Con tantos jugadores de impacto en su mejor momento en esta plantilla, es difícil no imaginar que este club tendrá un éxito similar en los próximos años y es que, Dallas posee un núcleo envidiable compuesto por Robertson, junto a Roope Hintz, Miro Heiskanen y Jake Oettinger, apoyados por la brigada de veteranos liderada por el capitán Jamie Benn y Joe Pavelski y una nueva ola de talentos que incluye a Wyatt Johnston.
A sabiendas del potencial del club, el Gerente General Jim Nill agregó al delantero Matt Duchene en la agencia libre esta temporada baja para ampliar las opciones de gol. ¿Será la última pieza del rompecabezas que le permitirá al club alzar la Stanley Cup? En Duchene, el conjunto incorpora a un delantero que acumula 316 goles y 428 asistencias, que ubican al jugador a sólo 56 puntos para llegar a las 800 unidades.
No obstante, la clave será el rendimiento de Robertson.
El oriundo de Arcadia, California comandó al equipo con 109 puntos anotados, producto a 46 goles y 63 asistencias (todas marcas personales). Además de terminar en el sexto lugar en unidades en la NHL, la campaña de Robertson representa la segunda mejor, como anotador, en la historia de la franquicia.

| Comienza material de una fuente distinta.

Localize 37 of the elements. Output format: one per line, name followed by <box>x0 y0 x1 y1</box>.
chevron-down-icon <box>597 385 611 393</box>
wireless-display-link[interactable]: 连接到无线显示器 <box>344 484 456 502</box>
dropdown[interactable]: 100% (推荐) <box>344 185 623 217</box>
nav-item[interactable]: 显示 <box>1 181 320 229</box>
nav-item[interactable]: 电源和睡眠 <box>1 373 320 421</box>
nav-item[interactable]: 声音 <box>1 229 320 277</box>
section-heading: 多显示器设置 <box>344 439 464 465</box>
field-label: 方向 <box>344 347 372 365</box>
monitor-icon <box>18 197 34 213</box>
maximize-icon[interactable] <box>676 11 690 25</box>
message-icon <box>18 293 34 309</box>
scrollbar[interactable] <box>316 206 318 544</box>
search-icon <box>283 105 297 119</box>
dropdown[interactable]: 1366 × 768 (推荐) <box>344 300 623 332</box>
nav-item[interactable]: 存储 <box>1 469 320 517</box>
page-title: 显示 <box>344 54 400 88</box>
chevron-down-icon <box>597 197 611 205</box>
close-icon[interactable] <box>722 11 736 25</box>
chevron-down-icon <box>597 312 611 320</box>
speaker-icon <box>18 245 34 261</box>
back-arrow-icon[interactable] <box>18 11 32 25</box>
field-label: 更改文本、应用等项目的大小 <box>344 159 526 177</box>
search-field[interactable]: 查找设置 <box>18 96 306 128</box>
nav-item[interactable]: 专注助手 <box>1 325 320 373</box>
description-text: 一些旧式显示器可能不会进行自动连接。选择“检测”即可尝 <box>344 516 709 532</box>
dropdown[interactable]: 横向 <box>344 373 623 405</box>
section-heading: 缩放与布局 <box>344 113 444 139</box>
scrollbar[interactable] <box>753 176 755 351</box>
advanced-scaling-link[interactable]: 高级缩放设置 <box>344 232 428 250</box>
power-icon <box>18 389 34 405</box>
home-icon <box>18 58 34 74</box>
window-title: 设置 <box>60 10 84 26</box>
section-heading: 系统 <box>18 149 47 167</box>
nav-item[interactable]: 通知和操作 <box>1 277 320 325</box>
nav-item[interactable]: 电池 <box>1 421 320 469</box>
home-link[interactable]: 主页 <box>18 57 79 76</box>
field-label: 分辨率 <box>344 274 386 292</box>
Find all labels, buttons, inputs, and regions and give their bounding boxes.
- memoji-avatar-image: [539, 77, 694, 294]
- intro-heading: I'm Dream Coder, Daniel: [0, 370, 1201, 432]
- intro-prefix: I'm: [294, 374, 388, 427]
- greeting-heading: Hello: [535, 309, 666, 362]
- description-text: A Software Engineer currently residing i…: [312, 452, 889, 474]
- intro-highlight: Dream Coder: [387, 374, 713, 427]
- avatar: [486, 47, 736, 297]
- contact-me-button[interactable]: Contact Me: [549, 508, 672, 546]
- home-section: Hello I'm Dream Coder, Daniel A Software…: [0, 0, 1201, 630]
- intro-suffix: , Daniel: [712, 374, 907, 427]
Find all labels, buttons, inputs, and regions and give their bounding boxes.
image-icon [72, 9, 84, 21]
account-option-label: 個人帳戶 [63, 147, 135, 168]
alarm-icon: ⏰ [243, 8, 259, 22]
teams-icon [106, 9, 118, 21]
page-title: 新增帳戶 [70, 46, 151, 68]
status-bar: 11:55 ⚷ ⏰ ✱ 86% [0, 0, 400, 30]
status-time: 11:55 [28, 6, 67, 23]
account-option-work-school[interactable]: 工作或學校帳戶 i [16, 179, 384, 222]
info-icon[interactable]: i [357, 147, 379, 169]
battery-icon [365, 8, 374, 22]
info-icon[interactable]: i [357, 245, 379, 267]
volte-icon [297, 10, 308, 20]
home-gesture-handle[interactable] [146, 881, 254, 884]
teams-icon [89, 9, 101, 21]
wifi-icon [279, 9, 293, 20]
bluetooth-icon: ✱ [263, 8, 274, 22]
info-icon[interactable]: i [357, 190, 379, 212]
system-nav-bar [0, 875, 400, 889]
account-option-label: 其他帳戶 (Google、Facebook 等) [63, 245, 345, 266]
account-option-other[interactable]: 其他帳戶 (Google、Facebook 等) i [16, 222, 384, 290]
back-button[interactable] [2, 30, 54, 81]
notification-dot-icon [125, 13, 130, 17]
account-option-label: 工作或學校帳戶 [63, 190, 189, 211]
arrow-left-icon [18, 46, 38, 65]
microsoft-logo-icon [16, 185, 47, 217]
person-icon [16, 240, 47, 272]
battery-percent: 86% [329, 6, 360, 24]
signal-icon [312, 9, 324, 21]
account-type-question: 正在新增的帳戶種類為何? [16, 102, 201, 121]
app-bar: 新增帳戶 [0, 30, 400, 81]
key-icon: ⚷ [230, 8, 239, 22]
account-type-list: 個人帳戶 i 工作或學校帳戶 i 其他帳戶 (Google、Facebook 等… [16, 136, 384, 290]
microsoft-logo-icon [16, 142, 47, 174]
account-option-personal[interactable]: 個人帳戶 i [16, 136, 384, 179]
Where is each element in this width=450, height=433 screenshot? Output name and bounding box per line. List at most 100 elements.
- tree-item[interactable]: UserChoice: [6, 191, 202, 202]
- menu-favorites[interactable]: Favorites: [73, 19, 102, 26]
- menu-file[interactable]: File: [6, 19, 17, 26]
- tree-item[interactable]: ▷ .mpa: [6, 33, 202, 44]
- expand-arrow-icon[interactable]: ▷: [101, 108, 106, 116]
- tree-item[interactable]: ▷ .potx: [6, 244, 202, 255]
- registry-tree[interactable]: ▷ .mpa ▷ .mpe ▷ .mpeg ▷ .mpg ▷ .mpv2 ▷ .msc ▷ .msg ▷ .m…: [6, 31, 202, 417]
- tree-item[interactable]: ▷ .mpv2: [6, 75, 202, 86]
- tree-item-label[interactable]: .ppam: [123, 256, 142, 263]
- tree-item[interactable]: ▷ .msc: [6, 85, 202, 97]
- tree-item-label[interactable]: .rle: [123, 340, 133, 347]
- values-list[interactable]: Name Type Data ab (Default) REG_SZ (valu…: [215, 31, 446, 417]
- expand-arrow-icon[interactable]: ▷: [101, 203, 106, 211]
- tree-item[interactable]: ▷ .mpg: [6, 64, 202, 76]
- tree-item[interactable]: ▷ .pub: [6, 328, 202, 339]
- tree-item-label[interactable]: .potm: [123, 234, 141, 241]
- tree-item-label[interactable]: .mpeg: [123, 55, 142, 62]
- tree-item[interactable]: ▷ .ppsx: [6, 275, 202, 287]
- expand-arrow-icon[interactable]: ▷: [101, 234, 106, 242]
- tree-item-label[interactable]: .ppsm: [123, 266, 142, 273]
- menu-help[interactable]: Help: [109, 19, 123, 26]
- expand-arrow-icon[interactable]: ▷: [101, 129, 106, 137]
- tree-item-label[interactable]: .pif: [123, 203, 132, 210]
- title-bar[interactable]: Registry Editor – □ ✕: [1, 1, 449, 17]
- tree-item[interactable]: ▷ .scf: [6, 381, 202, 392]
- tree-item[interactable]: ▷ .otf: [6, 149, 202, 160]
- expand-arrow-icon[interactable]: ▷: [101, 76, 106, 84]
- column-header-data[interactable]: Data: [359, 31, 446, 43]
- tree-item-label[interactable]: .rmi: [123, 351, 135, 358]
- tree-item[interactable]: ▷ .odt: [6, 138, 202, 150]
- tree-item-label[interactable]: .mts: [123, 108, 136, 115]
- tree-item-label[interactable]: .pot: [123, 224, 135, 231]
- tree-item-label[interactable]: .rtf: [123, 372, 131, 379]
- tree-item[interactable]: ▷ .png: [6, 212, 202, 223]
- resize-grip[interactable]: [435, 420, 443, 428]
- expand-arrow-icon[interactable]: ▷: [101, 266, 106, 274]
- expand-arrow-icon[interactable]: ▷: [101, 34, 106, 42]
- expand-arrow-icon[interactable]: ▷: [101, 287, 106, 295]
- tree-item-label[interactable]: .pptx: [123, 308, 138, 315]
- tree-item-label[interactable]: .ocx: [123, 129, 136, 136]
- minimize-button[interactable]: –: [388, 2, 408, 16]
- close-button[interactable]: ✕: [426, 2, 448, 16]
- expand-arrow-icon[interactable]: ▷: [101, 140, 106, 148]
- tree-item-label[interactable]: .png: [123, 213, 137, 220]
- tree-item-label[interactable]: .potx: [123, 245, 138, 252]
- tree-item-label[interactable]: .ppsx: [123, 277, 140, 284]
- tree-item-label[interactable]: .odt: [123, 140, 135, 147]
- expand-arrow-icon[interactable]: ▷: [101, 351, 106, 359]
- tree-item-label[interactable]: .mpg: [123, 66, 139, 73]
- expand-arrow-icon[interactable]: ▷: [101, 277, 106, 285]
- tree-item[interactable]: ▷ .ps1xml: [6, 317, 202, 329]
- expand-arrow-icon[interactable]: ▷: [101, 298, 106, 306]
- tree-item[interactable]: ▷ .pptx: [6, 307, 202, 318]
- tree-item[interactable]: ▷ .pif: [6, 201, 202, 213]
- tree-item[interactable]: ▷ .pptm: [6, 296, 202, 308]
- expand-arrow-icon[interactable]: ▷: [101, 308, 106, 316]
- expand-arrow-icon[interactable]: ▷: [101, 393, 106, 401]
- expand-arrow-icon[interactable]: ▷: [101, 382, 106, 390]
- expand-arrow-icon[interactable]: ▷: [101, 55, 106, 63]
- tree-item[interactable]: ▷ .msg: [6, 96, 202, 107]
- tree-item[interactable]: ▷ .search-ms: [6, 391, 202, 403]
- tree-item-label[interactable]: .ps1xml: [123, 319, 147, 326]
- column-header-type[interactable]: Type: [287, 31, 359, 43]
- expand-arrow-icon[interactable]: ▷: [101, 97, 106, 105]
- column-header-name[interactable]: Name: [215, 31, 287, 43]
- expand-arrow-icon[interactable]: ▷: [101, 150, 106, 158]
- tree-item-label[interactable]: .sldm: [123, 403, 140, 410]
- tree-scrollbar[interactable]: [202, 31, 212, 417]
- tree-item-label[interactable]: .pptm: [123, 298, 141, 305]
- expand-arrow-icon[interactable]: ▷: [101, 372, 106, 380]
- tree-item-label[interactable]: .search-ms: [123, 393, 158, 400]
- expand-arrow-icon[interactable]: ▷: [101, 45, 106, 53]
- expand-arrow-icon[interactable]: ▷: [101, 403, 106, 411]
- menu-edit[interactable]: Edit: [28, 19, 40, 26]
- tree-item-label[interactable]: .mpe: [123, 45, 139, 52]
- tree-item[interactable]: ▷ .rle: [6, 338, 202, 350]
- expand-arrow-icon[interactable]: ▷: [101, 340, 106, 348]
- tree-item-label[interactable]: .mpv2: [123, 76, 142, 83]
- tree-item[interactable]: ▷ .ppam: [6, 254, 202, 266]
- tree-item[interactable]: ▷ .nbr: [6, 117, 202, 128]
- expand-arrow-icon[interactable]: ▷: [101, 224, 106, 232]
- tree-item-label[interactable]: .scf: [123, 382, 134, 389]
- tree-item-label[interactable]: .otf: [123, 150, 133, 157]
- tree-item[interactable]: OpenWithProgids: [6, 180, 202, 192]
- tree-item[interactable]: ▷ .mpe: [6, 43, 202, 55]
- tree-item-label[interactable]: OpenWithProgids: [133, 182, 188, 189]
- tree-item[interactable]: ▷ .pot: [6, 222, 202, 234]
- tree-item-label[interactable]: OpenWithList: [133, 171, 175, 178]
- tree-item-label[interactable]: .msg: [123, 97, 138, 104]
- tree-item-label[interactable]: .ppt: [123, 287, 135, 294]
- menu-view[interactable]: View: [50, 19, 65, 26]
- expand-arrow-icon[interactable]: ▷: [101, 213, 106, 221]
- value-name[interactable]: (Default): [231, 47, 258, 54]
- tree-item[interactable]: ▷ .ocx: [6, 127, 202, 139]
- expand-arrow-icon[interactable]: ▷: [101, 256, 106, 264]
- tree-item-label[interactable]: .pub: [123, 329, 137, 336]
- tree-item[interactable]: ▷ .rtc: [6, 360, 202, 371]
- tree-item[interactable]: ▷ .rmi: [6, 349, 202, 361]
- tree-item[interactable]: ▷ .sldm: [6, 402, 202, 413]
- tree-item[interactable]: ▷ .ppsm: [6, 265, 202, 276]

Todo eso le hizo merecedor de recibir votos para varios de los Trofeos más importantes del deporte, incluyendo un cuarto lugar en la votación por el Hart Memorial, otorgado al Jugador Más Valioso de la campaña. Además, formó parte del primer Equipo Todo Estrella, ubicándose como uno de los mejores jugadores del momento.
Adicionalmente, el delantero fue creciendo hasta ponerse a la altura del momento, al continuar ese gran ritmo en la postemporada, anotando 18 puntos (7-11) en los 19 juegos que disputó en dicha instancia, aportando al mismo tiempo una sólida presencia defensiva, tras bloquear siete disparos, propinar 26 golpes y robar 10 discos.